METHODS/DESIGN: Data will be collected in three interlinked modules. Module 1 will consist of a population-based survey in the catchment areas of the CMW's in districts Jhelum and Layyah in Punjab. Proportions of socially excluded women who are served by CMWs and their satisfaction levels with their maternity care provider will be assessed. Module 2 will explore, using an institutional ethnographic approach, the challenges (organizational, social, financial) that CMWs face in providing care to the poor and socially marginalized women. Module 3 will identify the social, financial, geographical and other barriers to uncover the hidden forces and power relations that shape the choices and opportunities of poor and marginalized women in accessing CMW services. An extensive knowledge dissemination plan will facilitate uptake of research findings to inform positive developments in maternal health policy, service design and care delivery in Pakistan.
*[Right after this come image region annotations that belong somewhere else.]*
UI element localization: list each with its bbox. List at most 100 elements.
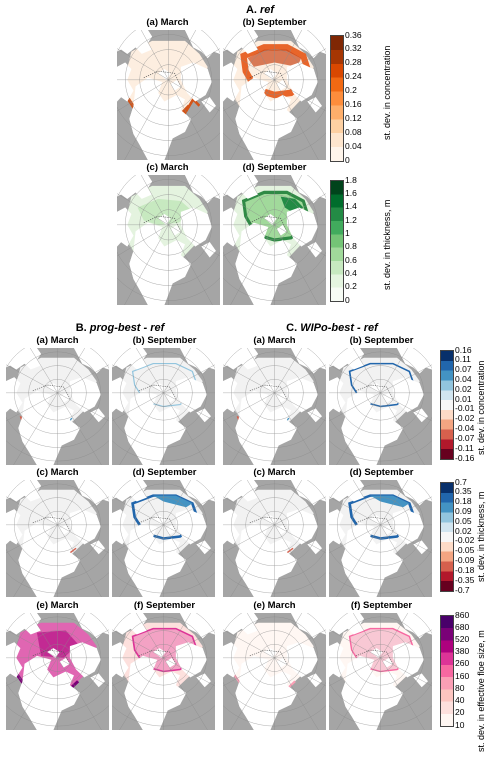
meridian-line: [135, 480, 164, 525]
map-a-ref-thick-march: [117, 175, 220, 305]
meridian-line: [57, 480, 86, 525]
land-mass: [223, 30, 259, 54]
land-mass: [18, 655, 81, 730]
meridian-line: [223, 364, 275, 393]
map-a-ref-conc-september: [223, 30, 326, 160]
a-title-a: (a) March: [146, 17, 189, 28]
meridian-line: [163, 364, 215, 393]
land-mass: [69, 377, 101, 413]
polar-map: [6, 348, 109, 465]
meridian-line: [117, 79, 169, 112]
land-mass: [286, 377, 318, 413]
meridian-line: [163, 524, 208, 597]
meridian-line: [163, 524, 215, 554]
colorbar-tick-label: -0.7: [455, 584, 470, 595]
meridian-line: [380, 657, 425, 730]
meridian-line: [6, 629, 58, 658]
land-mass: [329, 480, 365, 502]
meridian-line: [163, 480, 192, 525]
land-mass: [341, 522, 404, 597]
c-title-e: (e) March: [253, 600, 296, 611]
colorbar-tick-label: 0.6: [345, 254, 357, 265]
land-mass: [180, 207, 212, 247]
mean-ice-edge: [355, 384, 394, 399]
colorbar-tick-label: 0.07: [455, 364, 472, 375]
meridian-line: [274, 524, 319, 597]
colorbar-gradient: [330, 35, 344, 162]
meridian-line: [336, 657, 381, 730]
meridian-line: [163, 392, 208, 465]
colorbar-tick-label: 0.8: [345, 241, 357, 252]
land-mass: [286, 642, 318, 678]
colorbar-tick-label: 0.35: [455, 486, 472, 497]
b-title-f: (f) September: [133, 600, 196, 611]
meridian-line: [57, 657, 109, 687]
meridian-line: [274, 364, 326, 393]
land-mass: [392, 509, 424, 545]
section-a-title: A. ref: [215, 4, 305, 16]
colorbar-label: st. dev. in thickness, m: [382, 199, 392, 290]
meridian-line: [336, 524, 381, 597]
colorbar-tick-label: 1.2: [345, 214, 357, 225]
meridian-line: [230, 79, 275, 160]
map-b-thick-september: [112, 480, 215, 597]
colorbar-tick-label: 40: [455, 695, 465, 706]
meridian-line: [112, 364, 164, 393]
meridian-line: [274, 79, 319, 160]
b-title-e: (e) March: [36, 600, 79, 611]
meridian-line: [380, 392, 432, 422]
map-b-conc-september: [112, 348, 215, 465]
meridian-line: [380, 613, 409, 658]
colorbar-gradient: [330, 180, 344, 302]
meridian-line: [163, 657, 208, 730]
polar-map: [6, 613, 109, 730]
land-mass: [179, 348, 215, 374]
c-title-c: (c) March: [253, 467, 296, 478]
colorbar-tick-label: 0.28: [345, 57, 362, 68]
land-mass: [112, 480, 148, 502]
section-c-title: C. WIPo-best - ref: [262, 322, 402, 334]
meridian-line: [117, 193, 169, 225]
meridian-line: [380, 524, 432, 554]
polar-map: [223, 480, 326, 597]
meridian-line: [274, 392, 326, 422]
polar-map: [329, 480, 432, 597]
land-mass: [117, 30, 153, 54]
land-mass: [235, 222, 298, 305]
meridian-line: [223, 524, 275, 554]
meridian-line: [168, 48, 220, 80]
section-c-name: WIPo-best - ref: [300, 322, 378, 334]
colorbar-tick-label: 0.04: [345, 140, 362, 151]
mean-ice-edge: [32, 649, 71, 664]
meridian-line: [29, 613, 58, 658]
land-mass: [117, 175, 153, 199]
meridian-line: [380, 657, 432, 687]
land-mass: [201, 97, 216, 113]
polar-map: [223, 175, 326, 305]
meridian-line: [230, 524, 275, 597]
land-mass: [392, 642, 424, 678]
c-title-b: (b) September: [349, 335, 414, 346]
colorbar-tick-label: -0.35: [455, 574, 475, 585]
meridian-line: [223, 224, 275, 257]
meridian-line: [57, 657, 102, 730]
land-mass: [223, 480, 259, 502]
colorbar-tick-label: 0.02: [455, 525, 472, 536]
meridian-line: [380, 480, 409, 525]
meridian-line: [57, 364, 109, 393]
mean-ice-edge: [249, 649, 288, 664]
mean-ice-edge: [355, 649, 394, 664]
colorbar-tick-label: 0.01: [455, 393, 472, 404]
meridian-line: [168, 224, 220, 257]
meridian-line: [246, 30, 275, 80]
land-mass: [290, 613, 326, 639]
colorbar-label: st. dev. in concentration: [476, 360, 486, 455]
land-mass: [286, 62, 318, 102]
meridian-line: [124, 224, 169, 305]
meridian-line: [274, 224, 319, 305]
meridian-line: [380, 392, 425, 465]
polar-map: [112, 348, 215, 465]
land-mass: [201, 242, 216, 258]
map-a-ref-thick-september: [223, 175, 326, 305]
meridian-line: [380, 496, 432, 525]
The findings of this study will enhance understanding of the power dynamics of gender and class that may underlie poor women's marginalization from health care systems, including community midwifery care. One key outcome will be an increased sensitization of the special needs of socially excluded women, an otherwise invisible group. Another expectation is that the poor, socially excluded women will be targeted for provision of maternity care. The research will support the achievement of the 5th Millennium Development Goal in Pakistan.
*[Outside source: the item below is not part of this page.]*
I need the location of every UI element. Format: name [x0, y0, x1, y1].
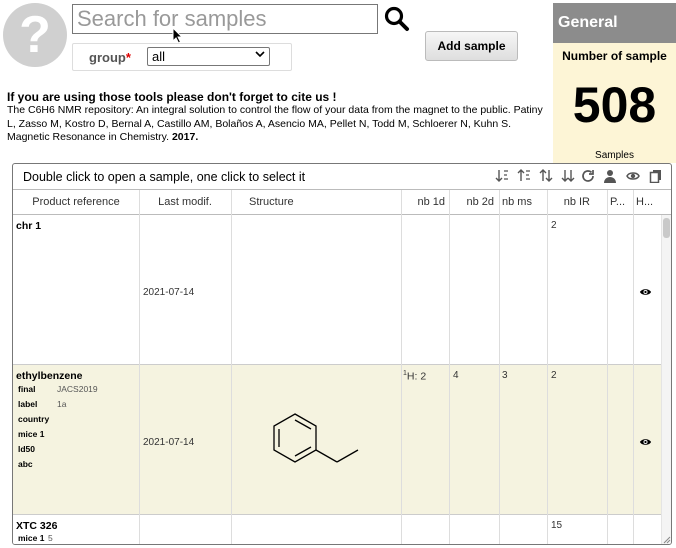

巴基斯坦是全球产妇死亡人数超过一半的六个国家之一。为了解决其居高不下的产妇死亡率问题,特别是改善贫困和弱势群体获得产妇保健服务的机会不平等问题,巴基斯坦政府建立了一个新的社区助产士(CMW)队伍。一个关键的期望是,CMW 将改善贫困和弱势群体获得熟练产前和分娩期护理的机会。我们知识上的一个关键差距是,在私营医疗保健背景下运作的这一干部队伍是否能够满足为最贫困和最边缘化的妇女提供护理的期望。收费服务的概念与为最贫困者增加获得医疗保健的机会之间存在固有矛盾,而这些最贫困者从定义上讲是无法支付费用的。
方法/设计:数据将通过三个相互关联的模块收集。模块 1 将包括在旁遮普省杰赫勒姆和拉伊亚地区 CMW 服务范围内的基于人群的调查。将评估由 CMW 服务的被社会排斥的妇女的比例及其对其产妇保健提供者的满意度。模块 2 将使用机构民族志方法探索 CMW 在为贫困和社会边缘化妇女提供护理方面面临的挑战(组织、社会、财务)。模块 3 将确定社会、财务、地理和其他障碍,以揭示塑造贫困和边缘化妇女获取 CMW 服务的选择和机会的隐藏力量和权力关系。广泛的知识传播计划将促进研究结果的采用,以告知巴基斯坦产妇保健政策、服务设计和护理提供的积极发展。
这项研究的结果将增强对性别和阶级权力动态的理解,这些动态可能是贫困妇女被边缘化出医疗保健系统的原因,包括社区助产士护理。一个关键结果将是提高对社会排斥妇女这一特殊群体的特殊需求的认识。另一个期望是为贫困和社会排斥的妇女提供产妇保健。这项研究将支持巴基斯坦实现第五个千年发展目标。